Thursday, August 27, 2009

MED-09 Oceanographic Measurements

Today was the first of two days transit to our new operating area in the Tyrrhenian Sea. We continued both visual and acoustic observations while traveling and were quite interested in what we might see or hear because the areas we are passing through have not been well-studied. Some dolphin groups were detected, but not much else. We had reasonable seas and the wind was just 10-12 knots, but it was straight from the east and on our bow so effectively closer to 20 knots which made things tough for the visual team. As we transit, we continue to process all of the biological and oceanographic data that have been collected thus far.
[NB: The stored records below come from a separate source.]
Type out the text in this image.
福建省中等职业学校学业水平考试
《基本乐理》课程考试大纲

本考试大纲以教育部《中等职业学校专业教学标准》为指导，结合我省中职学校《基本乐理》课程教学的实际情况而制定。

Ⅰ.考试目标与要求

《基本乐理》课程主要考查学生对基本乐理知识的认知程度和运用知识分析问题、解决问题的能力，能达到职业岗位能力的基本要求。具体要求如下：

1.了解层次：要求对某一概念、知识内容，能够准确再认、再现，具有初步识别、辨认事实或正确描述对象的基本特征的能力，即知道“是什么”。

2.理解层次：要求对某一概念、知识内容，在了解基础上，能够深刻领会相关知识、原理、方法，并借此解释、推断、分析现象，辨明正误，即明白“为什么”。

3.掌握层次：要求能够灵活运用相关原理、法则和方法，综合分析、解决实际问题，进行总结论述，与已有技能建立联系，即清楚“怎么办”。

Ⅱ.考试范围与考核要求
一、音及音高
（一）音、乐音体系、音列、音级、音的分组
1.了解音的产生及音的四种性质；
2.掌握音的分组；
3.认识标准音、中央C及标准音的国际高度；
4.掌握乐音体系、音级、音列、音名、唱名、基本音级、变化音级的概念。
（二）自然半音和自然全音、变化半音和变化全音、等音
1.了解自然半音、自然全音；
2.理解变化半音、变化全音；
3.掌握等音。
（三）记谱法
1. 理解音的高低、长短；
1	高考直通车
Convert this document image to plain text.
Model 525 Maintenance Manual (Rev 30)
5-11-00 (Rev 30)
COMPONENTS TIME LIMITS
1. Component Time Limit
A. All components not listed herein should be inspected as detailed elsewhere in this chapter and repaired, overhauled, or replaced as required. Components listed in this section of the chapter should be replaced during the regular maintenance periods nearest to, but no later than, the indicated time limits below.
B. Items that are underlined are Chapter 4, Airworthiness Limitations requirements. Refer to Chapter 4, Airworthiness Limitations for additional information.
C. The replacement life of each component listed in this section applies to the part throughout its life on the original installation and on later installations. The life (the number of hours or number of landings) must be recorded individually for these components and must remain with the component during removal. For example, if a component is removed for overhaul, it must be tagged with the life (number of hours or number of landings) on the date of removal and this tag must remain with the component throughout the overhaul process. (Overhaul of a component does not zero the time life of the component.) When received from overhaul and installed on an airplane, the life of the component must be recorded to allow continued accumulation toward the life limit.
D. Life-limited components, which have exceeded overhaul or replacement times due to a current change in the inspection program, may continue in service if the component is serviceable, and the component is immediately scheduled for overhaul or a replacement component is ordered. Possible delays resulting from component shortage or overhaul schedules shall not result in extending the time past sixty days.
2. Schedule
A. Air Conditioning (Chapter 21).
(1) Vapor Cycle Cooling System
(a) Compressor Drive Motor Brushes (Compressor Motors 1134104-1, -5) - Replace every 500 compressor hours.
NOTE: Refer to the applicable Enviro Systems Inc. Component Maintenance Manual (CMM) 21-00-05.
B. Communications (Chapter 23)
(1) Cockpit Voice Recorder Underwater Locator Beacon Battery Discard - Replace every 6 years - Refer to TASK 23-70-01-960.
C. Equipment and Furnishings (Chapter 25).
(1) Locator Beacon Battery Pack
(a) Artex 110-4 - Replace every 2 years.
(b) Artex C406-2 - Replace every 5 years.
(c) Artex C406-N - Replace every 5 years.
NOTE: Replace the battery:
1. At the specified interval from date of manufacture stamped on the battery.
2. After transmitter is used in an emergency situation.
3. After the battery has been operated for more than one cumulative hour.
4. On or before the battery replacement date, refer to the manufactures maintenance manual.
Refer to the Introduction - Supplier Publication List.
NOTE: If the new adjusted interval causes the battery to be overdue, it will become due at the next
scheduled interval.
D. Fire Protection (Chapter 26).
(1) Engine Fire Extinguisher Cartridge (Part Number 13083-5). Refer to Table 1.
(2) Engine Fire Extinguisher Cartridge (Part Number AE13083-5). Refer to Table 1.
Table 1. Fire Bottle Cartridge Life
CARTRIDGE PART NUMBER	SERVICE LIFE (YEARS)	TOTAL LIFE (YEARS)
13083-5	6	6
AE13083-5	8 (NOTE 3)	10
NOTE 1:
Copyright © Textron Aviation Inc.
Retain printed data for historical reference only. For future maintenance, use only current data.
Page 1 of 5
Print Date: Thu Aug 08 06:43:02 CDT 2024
An important and interesting kind of oceanographic sampling that is being done is to measure different properties of sea water at various depths in areas where we have been operating. We use a device to measure the conductivity (a proxy for salinity), temperature, and depth (measured with pressure) of the water (called a "CTD"). Measurements are made by lowering the CTD slowly in the water column to provide real-time data about biologically-important ocean parameters. The CTD has two salinity probes, two temperature sensors, and one pressure sensor; it passes through and samples the water for these parameters at approx one meter/sec. It also operates a pumped system from the different sampling tubes seen in the picture here to guarantee that the same sample of water is measured at specified times. Additionally the Alliance CTD includes two sensors, which directly measures the oxygen content in the water column. In this way we can fully characterize the oceanographic parameters of the water column and can also calculate how sound travels at different depths in real-time using the salinity, temperature, and depth information.

In the images here you can see four different plots from a recent deployment of the CTD to 1000m, each of them showing a different measurement with increasing depth (downward on the plots). The temperature plot shows the much warmer surface water and colder deep water; note that below about 200m there is almost no change in the ocean temperature here. The salinity trace shows another common pattern in this area which is fresher water near the surface and saltier water with depth. The oxygen plot shows higher levels near the surface (where waves mix the water) and lower levels deeper. Finally, the sound velocity profile resulting from the other measurements shows more rapid sound speed at the surface and deeper, with a minimum sound speed around 150m. Like light, sound bends to areas where it travels more slowly and the minimum seen here is called a "sound channel" that would tend to carry sound greater distances than where the sound velocity is higher.

By making these measurements in different areas of interest, and at depths down to 1000m (over 3,000 feet), and comparing them to where we see and hear different marine mammals, we can get a better sense of which kinds of environmental conditions are most important for different species. Additionally, the sound velocity profiles are useful in predicting broadly the underwater sound fields during controlled exposure experiments using real-time oceanographic measurements; these are also directly measured at different places with other sensors (e.g, acoustic tags, sonobuoys).